Mel-frequency filter bank (MFB) based approaches have the advantage of learning speech compared to raw spectrum since MFB has less feature size. However, speech generator with MFB approaches require additional vocoder that needs a huge amount of computation expense for training process. The additional pre/post processing such as MFB and vocoder is not essential to convert real human speech to others. It is possible to only use the raw spectrum along with the phase to generate different style of voices with clear pronunciation. In this regard, we propose a fast and effective approach to convert realistic voices using raw spectrum in a parallel manner. Our transformer-based model architecture which does not have any CNN or RNN layers has shown the advantage of learning fast and solved the limitation of sequential computation of conventional RNN. In this paper, we introduce a vocoder-free end-to-end voice conversion method using transformer network. The presented conversion model can also be used in speaker adaptation for speech recognition. Our approach can convert the source voice to a target voice without using MFB and vocoder. We can get an adapted MFB for speech recognition by multiplying the converted magnitude with phase. We perform our voice conversion experiments on TIDIGITS dataset using the metrics such as naturalness, similarity, and clarity with mean opinion score, respectively.
Conclusion
We proposed a voice transform with self-attention mechanism in a raw spectrum level, while conventional methods use a vocoder in MFB level. MFB-based approaches had the advantage of computational learning convenience compared to raw spectrum. However, speech generator with MFB approaches require vocoder that needs a huge amount of computation expense for training process. With vocoder, it is possible to get better quality of the voice with the synthesis. On the contrary, the problem of complexity due to the extra computation is inevitable.

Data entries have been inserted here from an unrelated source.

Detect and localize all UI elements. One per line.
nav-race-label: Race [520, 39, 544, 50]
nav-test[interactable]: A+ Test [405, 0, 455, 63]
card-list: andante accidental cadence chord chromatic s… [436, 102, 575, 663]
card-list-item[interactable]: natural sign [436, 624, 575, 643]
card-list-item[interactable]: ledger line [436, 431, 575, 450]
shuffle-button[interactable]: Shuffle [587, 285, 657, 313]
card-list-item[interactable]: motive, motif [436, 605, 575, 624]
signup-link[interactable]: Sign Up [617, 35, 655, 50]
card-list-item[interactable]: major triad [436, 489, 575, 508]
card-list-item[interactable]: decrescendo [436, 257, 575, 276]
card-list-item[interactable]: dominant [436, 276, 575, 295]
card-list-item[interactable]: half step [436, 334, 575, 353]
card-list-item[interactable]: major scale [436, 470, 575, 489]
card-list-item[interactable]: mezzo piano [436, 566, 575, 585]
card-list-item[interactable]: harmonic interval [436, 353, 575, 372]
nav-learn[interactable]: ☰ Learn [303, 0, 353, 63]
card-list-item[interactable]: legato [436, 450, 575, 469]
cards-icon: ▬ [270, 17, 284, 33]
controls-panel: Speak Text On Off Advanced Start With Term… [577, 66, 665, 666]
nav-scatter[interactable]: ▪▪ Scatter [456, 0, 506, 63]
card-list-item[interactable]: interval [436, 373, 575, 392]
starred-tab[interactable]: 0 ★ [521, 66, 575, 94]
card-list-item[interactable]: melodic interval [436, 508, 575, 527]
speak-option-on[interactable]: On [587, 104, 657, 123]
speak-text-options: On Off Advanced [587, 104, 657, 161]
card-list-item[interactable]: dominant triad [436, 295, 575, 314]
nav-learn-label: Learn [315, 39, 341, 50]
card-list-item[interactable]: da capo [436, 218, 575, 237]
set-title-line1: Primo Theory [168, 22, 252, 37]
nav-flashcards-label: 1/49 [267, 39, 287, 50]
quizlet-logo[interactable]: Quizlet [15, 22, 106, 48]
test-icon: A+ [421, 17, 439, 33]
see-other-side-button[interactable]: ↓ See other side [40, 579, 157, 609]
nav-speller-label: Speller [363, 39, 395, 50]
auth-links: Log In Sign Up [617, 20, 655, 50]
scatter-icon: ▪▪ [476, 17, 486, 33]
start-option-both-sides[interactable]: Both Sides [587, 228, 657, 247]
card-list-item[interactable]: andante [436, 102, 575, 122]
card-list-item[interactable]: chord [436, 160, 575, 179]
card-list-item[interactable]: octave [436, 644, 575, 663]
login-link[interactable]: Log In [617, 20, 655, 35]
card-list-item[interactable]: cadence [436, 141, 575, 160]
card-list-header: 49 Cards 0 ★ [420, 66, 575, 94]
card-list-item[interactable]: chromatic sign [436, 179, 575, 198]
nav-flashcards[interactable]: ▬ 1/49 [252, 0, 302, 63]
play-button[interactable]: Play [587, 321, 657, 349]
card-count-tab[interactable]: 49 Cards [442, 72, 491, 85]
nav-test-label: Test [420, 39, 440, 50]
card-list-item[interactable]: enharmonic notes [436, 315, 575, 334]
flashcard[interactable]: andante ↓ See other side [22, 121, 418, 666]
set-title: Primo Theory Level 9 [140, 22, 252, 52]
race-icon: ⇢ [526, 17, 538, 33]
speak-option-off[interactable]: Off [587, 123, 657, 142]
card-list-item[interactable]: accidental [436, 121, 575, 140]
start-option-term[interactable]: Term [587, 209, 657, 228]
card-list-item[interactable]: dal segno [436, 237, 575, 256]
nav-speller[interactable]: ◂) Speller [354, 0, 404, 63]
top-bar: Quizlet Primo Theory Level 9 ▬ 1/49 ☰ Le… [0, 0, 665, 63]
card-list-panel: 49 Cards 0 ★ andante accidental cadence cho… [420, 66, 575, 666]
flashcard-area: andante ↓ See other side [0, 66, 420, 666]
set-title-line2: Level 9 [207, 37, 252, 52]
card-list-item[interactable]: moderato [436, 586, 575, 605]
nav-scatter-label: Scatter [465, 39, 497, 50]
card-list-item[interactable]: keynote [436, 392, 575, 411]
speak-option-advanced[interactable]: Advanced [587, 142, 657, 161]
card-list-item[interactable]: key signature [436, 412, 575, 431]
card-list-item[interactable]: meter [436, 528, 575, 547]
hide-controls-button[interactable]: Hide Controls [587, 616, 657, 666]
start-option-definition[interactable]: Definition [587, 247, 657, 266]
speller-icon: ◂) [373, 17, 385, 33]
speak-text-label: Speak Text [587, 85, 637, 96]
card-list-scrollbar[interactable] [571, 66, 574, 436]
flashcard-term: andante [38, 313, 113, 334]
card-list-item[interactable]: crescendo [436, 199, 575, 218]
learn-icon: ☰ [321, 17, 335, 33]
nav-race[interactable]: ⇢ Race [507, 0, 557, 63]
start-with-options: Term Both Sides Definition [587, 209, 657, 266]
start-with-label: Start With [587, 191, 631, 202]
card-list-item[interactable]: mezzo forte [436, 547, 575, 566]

The additional pre/post processing such as MFB and vocoder is not essential to convert real human speech to others. In this paper, we proposed a vocoder-free end-to-end voice conversion method using a fast and efficient transformer network that can convert spectrum in parallel manner. Obtaining the conversion results with raw spectrum without the help of repetitive vocoder had the advantage of using an original phase information to provide the result. We gathered 38 participants and conducted MOS evaluation on the naturalness, similarity and clarity of the converted speech. In the overall speaker average MOS, the scores of our experiment results got 3:40 in naturalness, 3:82 in similarity, and 3:93 in clarity, respectively. Our results showed that the proposed method is possible to transform with good clarity while it is maintaining appropriateness of naturalness and similarity.